The end of fiction, the triumph of non-fiction

- a personal view

 

by Carlo Gébler

Photo: © David Barker

 

 

I live in Northern Ireland. I publish in Ireland and Britain, occasionally in Europe, and even more occasionally in the United States. I am a novelist, mostly. I am only qualified to talk about novels and stories and I am only qualified to talk about the British Isles.

When I started in 1985, fiction was king (and queen). ‘Write a novel’, my agent always said on those rare occasions when he deigned to speak to me. Of late, however, he has sung from a different hymn sheet. ‘Fiction is finished,’ he says, ‘the future is non-fiction.’

He’s right. In these islands at least, publishers don’t want to publish fiction like they used to, other than that of a few stars, such Ian McEwan, Martin Amis, JK Rowling or that of good looking recent graduates of the Creative Writing MA at the University of East Anglia. They want to publish non-fiction. Why? I think it’s like this.

Once upon a time, if you were say, a Victorian housewife living in Bath, contented and relatively prosperous and literate, the only way you could find out about the world beyond Bath was to read, and amongst the books you that you would read novels would have featured hugely. You would have read a lot and through your reading you’d have found out about what you didn’t know, and the way all this information would come into your head would have been via that marvelous organ – your imagination.

With this part of the brain you would have turned the words on the page into pictures in your head. And your imagination would have been very good at doing this because you would have made it do an awful lot of this kind of work. You would therefore have found it easy to take long complicated books (by the likes of Sir Walter Scott and Charles Dickens and William Makepeace Thackeray) and turn the words that were on the page into marvelous flickering images inside you skull.

In the twentieth century all changed. First came the cinema which did surprisingly little damage to the imagination and then came television and that’s when the rot set in. Television in the west (and it is the West and in particular the British Isles I’m talking about) has given people access to what they used to get from books, especially novels.

If you are in a housewife in Bath today (assuming she exists, this wife of Bath) you don’t have to go to the bother of reading (which requires effort) if you want to find out about the world because you can now find out everything you could possibly want from television or latterly the internet.

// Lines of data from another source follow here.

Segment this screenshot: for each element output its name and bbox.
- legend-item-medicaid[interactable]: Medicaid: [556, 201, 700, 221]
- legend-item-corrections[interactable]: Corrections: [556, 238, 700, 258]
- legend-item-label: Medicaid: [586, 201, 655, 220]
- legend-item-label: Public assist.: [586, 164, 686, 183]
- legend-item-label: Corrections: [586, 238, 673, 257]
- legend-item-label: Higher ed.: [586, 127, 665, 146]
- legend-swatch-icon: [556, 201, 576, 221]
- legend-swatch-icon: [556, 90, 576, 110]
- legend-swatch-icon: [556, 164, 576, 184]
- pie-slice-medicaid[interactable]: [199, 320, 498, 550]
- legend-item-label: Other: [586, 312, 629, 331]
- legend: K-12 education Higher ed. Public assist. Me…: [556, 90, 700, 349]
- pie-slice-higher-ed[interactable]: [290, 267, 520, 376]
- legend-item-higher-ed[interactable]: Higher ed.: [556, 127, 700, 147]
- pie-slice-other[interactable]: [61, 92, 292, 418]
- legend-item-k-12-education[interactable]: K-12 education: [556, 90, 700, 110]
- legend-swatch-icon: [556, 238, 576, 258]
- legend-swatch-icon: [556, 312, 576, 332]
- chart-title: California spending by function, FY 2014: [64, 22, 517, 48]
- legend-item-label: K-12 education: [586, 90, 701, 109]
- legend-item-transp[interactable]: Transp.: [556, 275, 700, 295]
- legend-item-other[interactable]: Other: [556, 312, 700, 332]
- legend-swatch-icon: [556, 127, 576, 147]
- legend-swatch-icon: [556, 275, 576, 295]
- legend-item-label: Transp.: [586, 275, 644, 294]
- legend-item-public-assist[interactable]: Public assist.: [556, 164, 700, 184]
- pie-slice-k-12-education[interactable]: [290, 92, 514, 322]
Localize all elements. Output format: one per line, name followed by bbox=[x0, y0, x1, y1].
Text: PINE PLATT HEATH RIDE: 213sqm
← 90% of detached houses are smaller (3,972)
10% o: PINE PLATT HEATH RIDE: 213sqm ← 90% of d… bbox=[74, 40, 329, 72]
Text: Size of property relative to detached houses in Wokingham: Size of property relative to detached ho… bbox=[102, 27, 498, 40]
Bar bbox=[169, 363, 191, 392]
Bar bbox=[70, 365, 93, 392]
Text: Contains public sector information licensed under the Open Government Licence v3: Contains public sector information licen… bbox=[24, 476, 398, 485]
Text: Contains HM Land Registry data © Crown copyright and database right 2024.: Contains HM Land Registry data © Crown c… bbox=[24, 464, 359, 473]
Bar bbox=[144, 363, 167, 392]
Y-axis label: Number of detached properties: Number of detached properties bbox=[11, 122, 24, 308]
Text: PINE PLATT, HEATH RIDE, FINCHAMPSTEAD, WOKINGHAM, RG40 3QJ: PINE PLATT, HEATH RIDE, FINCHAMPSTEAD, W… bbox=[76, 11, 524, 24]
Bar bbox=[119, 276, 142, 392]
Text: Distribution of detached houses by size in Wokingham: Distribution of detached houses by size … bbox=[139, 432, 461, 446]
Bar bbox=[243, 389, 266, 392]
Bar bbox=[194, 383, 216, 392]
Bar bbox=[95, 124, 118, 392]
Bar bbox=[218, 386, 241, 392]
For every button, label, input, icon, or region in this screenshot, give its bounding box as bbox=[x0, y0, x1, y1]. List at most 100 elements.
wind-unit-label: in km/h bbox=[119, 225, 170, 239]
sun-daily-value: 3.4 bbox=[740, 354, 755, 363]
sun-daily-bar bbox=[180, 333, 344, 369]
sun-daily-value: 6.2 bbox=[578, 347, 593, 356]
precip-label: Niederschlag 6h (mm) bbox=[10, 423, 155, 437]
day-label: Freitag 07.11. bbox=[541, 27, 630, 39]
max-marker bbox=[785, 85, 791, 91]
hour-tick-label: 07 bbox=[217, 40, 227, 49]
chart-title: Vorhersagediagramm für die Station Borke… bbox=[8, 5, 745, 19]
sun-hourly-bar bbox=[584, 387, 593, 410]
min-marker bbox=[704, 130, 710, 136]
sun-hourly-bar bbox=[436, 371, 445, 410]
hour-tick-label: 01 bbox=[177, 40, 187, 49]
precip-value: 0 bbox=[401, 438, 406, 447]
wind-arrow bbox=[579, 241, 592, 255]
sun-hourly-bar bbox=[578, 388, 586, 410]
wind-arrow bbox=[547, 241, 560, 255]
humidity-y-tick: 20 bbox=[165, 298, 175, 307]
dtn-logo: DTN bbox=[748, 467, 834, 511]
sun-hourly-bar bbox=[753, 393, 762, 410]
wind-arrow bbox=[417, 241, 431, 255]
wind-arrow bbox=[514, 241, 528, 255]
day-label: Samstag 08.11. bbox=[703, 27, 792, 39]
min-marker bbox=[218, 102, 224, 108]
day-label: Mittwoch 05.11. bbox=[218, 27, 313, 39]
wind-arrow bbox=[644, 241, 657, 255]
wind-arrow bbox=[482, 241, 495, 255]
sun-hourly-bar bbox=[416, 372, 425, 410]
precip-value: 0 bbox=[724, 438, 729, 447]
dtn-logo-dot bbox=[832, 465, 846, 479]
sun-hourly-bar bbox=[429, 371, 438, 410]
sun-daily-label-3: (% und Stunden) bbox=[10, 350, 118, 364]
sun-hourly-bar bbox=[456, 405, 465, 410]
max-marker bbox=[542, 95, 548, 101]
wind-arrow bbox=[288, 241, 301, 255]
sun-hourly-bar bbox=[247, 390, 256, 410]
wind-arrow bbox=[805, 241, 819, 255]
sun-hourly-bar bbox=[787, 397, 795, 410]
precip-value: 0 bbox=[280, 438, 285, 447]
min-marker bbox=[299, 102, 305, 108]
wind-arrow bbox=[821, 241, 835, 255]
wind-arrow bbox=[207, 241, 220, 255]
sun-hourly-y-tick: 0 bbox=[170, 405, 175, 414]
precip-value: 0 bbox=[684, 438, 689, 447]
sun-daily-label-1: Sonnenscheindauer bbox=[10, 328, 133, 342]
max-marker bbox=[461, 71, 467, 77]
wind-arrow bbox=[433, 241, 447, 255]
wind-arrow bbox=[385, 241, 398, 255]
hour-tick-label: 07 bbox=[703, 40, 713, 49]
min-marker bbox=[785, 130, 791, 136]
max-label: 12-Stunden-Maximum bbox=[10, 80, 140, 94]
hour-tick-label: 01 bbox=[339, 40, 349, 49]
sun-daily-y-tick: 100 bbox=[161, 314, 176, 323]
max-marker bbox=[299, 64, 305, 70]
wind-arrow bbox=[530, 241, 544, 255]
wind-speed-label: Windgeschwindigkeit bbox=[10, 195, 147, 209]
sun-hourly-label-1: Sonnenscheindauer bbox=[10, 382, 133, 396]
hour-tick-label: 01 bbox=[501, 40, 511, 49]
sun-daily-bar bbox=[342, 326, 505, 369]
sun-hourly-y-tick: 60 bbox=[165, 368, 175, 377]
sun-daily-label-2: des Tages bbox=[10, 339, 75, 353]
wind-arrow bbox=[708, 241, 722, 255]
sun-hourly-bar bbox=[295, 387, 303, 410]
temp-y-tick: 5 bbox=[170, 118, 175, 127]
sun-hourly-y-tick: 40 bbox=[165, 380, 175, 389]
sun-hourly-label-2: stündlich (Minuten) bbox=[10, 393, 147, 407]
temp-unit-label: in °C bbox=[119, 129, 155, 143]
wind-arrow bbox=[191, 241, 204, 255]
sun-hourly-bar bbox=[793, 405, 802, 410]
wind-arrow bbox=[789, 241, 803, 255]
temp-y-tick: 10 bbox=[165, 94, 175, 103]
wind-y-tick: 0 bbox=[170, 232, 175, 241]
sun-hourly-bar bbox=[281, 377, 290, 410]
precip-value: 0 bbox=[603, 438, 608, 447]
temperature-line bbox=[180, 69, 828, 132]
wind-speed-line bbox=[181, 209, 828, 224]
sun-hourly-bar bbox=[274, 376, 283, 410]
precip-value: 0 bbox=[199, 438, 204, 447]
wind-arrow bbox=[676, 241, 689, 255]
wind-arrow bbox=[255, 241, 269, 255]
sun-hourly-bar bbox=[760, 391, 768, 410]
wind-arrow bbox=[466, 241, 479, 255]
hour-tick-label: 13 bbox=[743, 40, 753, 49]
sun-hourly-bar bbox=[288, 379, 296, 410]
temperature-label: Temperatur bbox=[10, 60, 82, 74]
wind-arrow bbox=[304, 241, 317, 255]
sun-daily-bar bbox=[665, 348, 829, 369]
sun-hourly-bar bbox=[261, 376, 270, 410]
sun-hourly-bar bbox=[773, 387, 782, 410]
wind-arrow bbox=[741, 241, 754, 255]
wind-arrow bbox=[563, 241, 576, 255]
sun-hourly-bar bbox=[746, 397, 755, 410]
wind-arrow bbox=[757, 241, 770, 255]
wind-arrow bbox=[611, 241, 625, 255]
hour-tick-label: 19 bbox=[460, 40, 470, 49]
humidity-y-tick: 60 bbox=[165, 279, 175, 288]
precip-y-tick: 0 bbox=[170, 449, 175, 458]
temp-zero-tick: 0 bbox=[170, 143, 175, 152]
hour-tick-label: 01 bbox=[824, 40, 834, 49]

There is and there has been an awful lot of good television (as well as a lot of rubbish) and as far providing information goes, it’s done a reputable and commendable job. However, television has had two deleterious effects. One, because it provides the pictures that the imagination used to provide, we don’t exercise our imaginations anything like as much as we once did. The result is that our imaginations have grown flabby and lazy and ineffective and defective. This means that it is therefore that much harder to extract images and narrative sustenance from a book than would have been case with our ancestors. They could roar through one hundred thousand words in a few hours and get a stream of marvelous images as a reward. But we can’t do that anymore. For us, generally, it’s hard work steaming through a book and we get a headache. How much easier to turn on the box and let what ever is showing stream into our brain.

The other, deleterious effect of television is that it has made us suspicious, especially of fiction. Television (and the internet) has shown us just about everything that anyone on this planet has done, or has thought about doing, or would like to do. Everything. As a result fiction, in comparison, has started to look pretty pale and sad and paltry and inadequate. Fiction, we have discovered, has never been as rich and surprising as real life. That in itself, a melancholy discovery, has, in turn, undermined our collective respect for fiction writers. We always thought that novelists were telling us the most extreme things about human experience. What we discovered was that that wasn’t true. Television showed us things were much more extreme than novelists had ever told us.

And from that, in turn, has sprung the new appetite, for stories that are true, for stories that really happened, that are authentic, and that have behind them, real people and real experiences. Readers want that and publishers love that. There’s no better way to sell a book than to wheel out the writer of that book and have them say, on television, everything in my book is true. It happened to me. It happened to my wife. It happened to whom ever.

I am writer and if I have to write non-fiction to earn a living then I will write non-fiction. But I’m not happy with how things have developed. A story, a made up story will put you into a trance if its half decent and you will lose yourself in the pictures that you create inside your head as you read. There’s no greater pleasure than to lose yourself in a story (and it may even be better than sex). Now, to be sure, when we read non-fiction, we also make pictures in our head, but very few non-fiction books will transport you like a novel. You just don’t lose yourself in non-fiction like you do in fiction.

The other problem with non-fiction, of course, is how bogus so much of it is. So much of it is fiction, or quasi fiction masquerading as non-fiction. I believe non-fiction writers have a duty to try to tell the truth. Sadly, in case after case, they lie, conflate, suppress, omit or invent. And this brings me to perhaps the strangest part of this whole story. Novels, which are lies, and which are sold as lies, and marketed as lies, and which everyone knows are invented, are in decline but non-fiction, which is supposed to be the truth, or some sort of truth, is in the ascendant yet much of it is as invented as the fiction it has usurped.

And by this fact do we know that truly the world is mad.